The reason for Chloe's determined lap-running quickly became clear. The starling would lead the dog across the field, reach one end, pull up sharply into a half-loop, soar ten feet over Chloe's head in the opposite direction -- causing her to screech to a halt and reverse course -- and then dive back to its cruising altitude of several inches off the ground, at which point Chloe would lock in on her target again and take off at full velocity.

"Maybe the starling's trying to draw this predator away from its nest," I thought. Another two laps and I discarded that idea. "They can't keep this up," I thought. "Either the bird is going to get bored of taunting the dog, or the dog's going to get frustrated or tired, and give up." Three minutes later, I picked up my things and moved forward to the path for a better view of the ongoing chase.

At least twice, the starling nearly led Chloe out of the park -- but Chloe stopped at the gates, and the bird had to loop around back to the huge, open fields to keep her interested. I did a double-take at one point when I saw the starling fly up over the fence at the edge of the park -- and another one took its place, performing the exact same maneuvers with such practiced ease that it would have put the Blue Angels to shame. In fact, several times over the course of Chloe's run, the starlings swapped out. Only one was ever near the ground at a time, so it was extremely obvious that they were working as a team.

And, boy, they must have been laughing their tails off.
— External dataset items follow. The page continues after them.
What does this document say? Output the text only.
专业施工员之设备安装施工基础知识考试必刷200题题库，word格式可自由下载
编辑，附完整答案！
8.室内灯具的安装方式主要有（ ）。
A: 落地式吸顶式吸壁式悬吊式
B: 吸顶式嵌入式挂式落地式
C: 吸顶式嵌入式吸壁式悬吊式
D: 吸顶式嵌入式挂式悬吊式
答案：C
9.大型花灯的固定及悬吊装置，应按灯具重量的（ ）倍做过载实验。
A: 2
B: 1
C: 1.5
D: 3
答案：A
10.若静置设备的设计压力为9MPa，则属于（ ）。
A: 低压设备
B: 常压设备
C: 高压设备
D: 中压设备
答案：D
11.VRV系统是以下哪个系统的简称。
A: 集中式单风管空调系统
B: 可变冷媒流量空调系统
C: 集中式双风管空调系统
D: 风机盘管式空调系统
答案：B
Chloe was running around with a stupid grin on her face, tongue hanging out of one corner of her mouth and flapping in the wind. She was chasing things just for the sheer joy of being able to do so. The starlings, meanwhile, were very obviously slowing down to accommodate this huge, lumbering white thing. Every time they looped over her head and Chloe scrambled for traction for a turn, they'd graciously allow her to recover her bearings before zooming away again. It's not at all a stretch to picture them calling out to their other bird friends, "Hey! Look what I can make the stupid dog do!" and then going back and forth over the same patch of ground several times in succession.

At any rate, the puppy finally slowed down out of sheer exhaustion. Her owner came over, and the two of us talked briefly (never let it be said that a background in journalism is a waste for a writer). I got my solstice story, and Chloe got a drink.

The birds merely got a good laugh out of the scene, and I suspect there's plenty more that they laugh at that the rest of us never get to see.